Before her husband left on his latest deployment, Vizcarrondo worked as the general manager of the Holiday Inn Express hotel in Yuma. The first time her husband deployed, Diego had not yet been born, so she had her work to keep herself busy, Vizcarrondo said. But for this deployment, she wanted to do something a little different.

"I thought it was time to stay with the kids, because they needed me more here than they did me working fourteen hours," the 31-year-old Las Vegas native said. "I may be working again in June; 'Mommy' just took a break from work is all. My kids keep me going -- they bring a lot of smiles."

It is easy to see how her children keep her spirits up. Alfonso is a handsome, athletic, responsible young man who loves to play with his brother and helps his mom around the house. Diego is a happy child, one to whom a smile looks like a permanent fixture on his face. Elmo is his favorite -- his stuffed Elmo is nearly his size, but he has no problem dragging him out to show his new friends -- he knows just when "Elmo's World" comes on. He can be found happily perched in front of the TV, eagerly waiting, at the same time every day.

"You have to live life as if your husband was home," Vizcarrondo said. "It's not like the old days, when you didn't have e-mail or the telephone, because they do. I try not to think so much about him being gone. We e-mail a lot and he calls when he can, and both the boys get to talk to him, too."

It is not always so easy to live that way, though, she added.
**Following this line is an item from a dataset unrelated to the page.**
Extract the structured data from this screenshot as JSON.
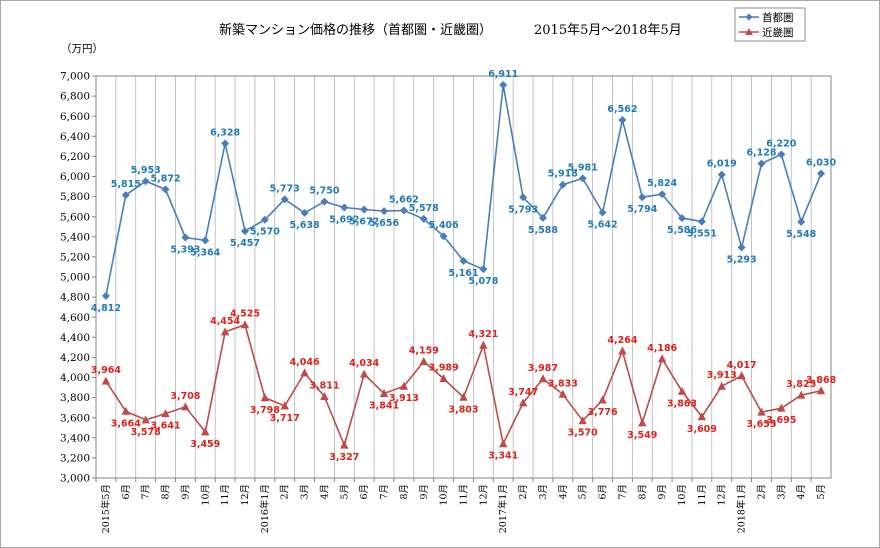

"Some days I do get mad. Sometimes I have bad days. But I get over it, I move on," she said. "If you're depressed, your life is going to be depressing. (Deployments are) part of my husband's job, and I support him 100 percent. You have to live life to the fullest, even if your husband is deployed."

It is that attitude of self-reliance that helps keep Vizcarrondo the upbeat person she is, said Elvira Leyva, a friend and neighbor of two years.

"She's a very independent person and she doesn't dwell on things," said Leyva, whose husband, Pete, is a sergeant with the remain-behind element of Marine Wing Support Squadron-371. "She gets sad, but she moves on with it. She can't wait for her husband to get home, but she has to live her life and help her kids live theirs."

Vizcarrondo is not only independent, but intelligent, outgoing and would do anything for anybody, Leyva said.

"Her husband is very lucky to have her," Leyva added. "She's much more independent than I am. She has no problem just up and saying 'I'm going to have a barbecue.' She doesn't wait until her husband comes back first. I would never try to work the grill without my husband at home."

"I look at the good things -- I have a countdown going, and I tell the oldest to just think; when you get out of school, a week later we'll be picking up your dad," Vizcarrondo said.

Knowing his wife can handle almost any situation that may arise helps when deployed, Keith said via e-mail.

"She is an outgoing, happy and charismatic person. I think that she is good at constantly making the best out of whatever situation we are in," said the 26-year-old native of Albuquerque, N.M. "I am never honestly 100 percent at ease, but I just manage to concentrate hard on work when we have it, and when we don't I think of home.

"I would like to thank my wife and two sons for the sacrifices they have made during these deployments," the AV-8B Harrier airframes mechanic said. "I love them and would not be the Marine I am without them."

The countdown continues, and Vizcarrondo is determined to continue living life to the best of her abilities until her husband gets home. For other spouses whose husbands are on deployment, Vizcarrondo lives by the advice she gives.

"Don't sit and dwell on what your husband is doing -- they are out making the world a better place," she said. "Remember to live life to the fullest; keep yourself going so you're not so gloomy. You can make it."